When some method throws an error, and you can be reasonably sure that the upstream package or another package won’t add it. In this case, piracy will not change any existing behavior, just turn an error into working code.
Also, for example, if your package is aimed mostly to be imported by the enduser, and not to be a deep dependency of something else.
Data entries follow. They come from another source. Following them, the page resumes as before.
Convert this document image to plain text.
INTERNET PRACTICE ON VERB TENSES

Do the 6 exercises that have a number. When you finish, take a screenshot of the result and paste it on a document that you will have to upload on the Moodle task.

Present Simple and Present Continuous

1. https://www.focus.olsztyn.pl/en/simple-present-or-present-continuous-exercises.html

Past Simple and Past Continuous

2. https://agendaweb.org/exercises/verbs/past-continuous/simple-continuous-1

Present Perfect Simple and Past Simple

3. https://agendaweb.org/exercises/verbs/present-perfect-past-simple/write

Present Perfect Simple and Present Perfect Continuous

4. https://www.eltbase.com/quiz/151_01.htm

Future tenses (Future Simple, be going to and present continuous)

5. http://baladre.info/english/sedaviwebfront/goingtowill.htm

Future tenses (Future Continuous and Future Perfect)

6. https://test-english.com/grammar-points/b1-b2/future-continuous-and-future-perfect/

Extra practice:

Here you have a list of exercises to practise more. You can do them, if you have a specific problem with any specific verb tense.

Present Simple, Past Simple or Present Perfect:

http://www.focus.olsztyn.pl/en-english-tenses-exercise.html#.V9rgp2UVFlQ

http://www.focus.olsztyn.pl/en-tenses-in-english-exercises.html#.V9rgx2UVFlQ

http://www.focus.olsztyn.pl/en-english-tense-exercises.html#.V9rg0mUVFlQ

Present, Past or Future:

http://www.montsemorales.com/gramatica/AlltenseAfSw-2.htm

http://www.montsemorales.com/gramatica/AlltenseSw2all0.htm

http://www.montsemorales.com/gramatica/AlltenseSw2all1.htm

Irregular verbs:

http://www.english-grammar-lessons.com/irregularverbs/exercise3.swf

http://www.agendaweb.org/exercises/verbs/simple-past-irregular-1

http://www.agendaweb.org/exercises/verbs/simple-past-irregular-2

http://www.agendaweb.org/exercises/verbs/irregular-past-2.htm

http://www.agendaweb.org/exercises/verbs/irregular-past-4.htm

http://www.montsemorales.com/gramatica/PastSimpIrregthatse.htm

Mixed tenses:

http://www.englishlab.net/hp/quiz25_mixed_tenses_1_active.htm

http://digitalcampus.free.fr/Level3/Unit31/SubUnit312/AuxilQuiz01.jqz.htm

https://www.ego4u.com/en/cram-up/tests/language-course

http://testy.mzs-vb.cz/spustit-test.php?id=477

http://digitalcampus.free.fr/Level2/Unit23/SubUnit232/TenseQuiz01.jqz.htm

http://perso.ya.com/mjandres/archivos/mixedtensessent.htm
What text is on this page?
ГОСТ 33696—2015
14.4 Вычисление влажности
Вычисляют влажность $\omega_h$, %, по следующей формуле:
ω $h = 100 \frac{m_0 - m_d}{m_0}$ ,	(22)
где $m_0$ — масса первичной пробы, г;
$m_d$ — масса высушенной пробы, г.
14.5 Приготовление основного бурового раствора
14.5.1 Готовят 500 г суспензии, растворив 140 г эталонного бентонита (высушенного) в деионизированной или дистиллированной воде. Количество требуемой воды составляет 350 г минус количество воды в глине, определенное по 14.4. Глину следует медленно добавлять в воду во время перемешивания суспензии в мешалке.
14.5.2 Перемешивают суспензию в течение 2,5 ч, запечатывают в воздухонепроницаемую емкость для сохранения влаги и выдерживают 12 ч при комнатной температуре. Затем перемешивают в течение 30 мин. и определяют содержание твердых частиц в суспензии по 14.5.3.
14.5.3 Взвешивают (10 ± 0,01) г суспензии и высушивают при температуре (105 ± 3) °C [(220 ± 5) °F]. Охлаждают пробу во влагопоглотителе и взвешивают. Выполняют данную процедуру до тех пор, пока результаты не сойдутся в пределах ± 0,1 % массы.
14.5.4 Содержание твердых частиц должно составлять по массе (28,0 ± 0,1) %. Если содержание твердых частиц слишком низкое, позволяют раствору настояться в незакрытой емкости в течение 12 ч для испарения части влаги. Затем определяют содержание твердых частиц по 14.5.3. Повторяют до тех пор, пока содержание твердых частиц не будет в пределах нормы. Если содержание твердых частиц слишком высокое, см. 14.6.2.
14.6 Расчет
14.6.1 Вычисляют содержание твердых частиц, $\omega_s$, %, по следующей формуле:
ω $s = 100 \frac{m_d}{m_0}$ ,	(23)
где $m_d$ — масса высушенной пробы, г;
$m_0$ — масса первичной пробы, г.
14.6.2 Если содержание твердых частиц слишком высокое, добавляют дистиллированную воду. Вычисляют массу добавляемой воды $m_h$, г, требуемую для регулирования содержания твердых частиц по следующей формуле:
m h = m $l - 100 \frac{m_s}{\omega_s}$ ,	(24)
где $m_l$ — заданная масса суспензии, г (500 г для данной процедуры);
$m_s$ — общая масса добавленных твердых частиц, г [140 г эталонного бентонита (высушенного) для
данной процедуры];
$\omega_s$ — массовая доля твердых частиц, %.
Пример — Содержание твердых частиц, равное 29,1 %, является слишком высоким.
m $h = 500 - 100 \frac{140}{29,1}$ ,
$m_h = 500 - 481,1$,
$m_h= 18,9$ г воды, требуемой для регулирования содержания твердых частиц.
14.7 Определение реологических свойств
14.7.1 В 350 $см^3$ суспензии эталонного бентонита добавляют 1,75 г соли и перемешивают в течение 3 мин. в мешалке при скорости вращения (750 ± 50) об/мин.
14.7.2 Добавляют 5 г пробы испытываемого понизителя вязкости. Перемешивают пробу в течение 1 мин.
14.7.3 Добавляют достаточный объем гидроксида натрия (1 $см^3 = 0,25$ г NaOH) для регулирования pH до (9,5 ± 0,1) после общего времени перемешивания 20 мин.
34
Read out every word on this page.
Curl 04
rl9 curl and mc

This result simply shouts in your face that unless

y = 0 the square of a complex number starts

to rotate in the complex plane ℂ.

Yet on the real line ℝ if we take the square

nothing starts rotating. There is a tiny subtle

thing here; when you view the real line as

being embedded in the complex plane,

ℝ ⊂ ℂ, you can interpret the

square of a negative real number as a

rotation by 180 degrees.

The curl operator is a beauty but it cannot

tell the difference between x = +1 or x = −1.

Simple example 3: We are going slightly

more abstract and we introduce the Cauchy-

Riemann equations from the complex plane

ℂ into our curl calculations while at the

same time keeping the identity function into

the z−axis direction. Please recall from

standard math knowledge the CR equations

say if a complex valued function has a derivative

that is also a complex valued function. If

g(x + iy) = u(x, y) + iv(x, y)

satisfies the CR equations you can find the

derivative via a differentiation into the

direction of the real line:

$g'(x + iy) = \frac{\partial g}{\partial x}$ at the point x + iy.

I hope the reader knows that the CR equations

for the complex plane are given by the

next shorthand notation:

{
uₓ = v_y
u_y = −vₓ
But if the method already does something before your overload, be very cautious, piracy can really be dangerous in that case!


Btw:

  • Curious what ZippedArrays.jl do that StructArrays.jl don’t? They seem similar in scope, while latter is orders of magnitude more popular and well-maintained. Maybe it already has the view functionality you need, for example.
  • From your example, seems like you don’t need correlation between measurements. Measurements.jl has huge overhead in this scenario (not for weightedmean though, because weightedmean already ignores correlations), and you may want to consider solutions that don’t track correlations, e.g. Uncertain.jl:
julia> M = Measurements.measurement.(rand(10^3), 0.1*rand(10^3))
julia> U = Uncertain.Value.(rand(10^3), 0.1*rand(10^3))

julia> @btime mean($M)
  303.099 ms (501500 allocations: 22.96 MiB)
julia> @btime mean($U)
  19.917 μs (0 allocations: 0 bytes)
1 Like

The main reason is that @emmt who maintains ZippedArrays.jl has its office next to mine and as he often do real time computing its packages are usually very efficient. But I will have a look to StructArrays.jl. But I suppose that I will run into same piracy issues

Indeed, I don’t need correlation for now and I also considered you package to replace the same kind of structure I already coded in my package. In fact I borrow your mapreduce use for my PR on weightedmean on Measurements.jl. But as it is quite new, I was not sure it was mature enough (not much doc) and writting ±ᵤ is painfull in REPL. Also I may need to track correlation on further operations on the computed weighted mean (I know that I can convert Uncertain to Measurement and back).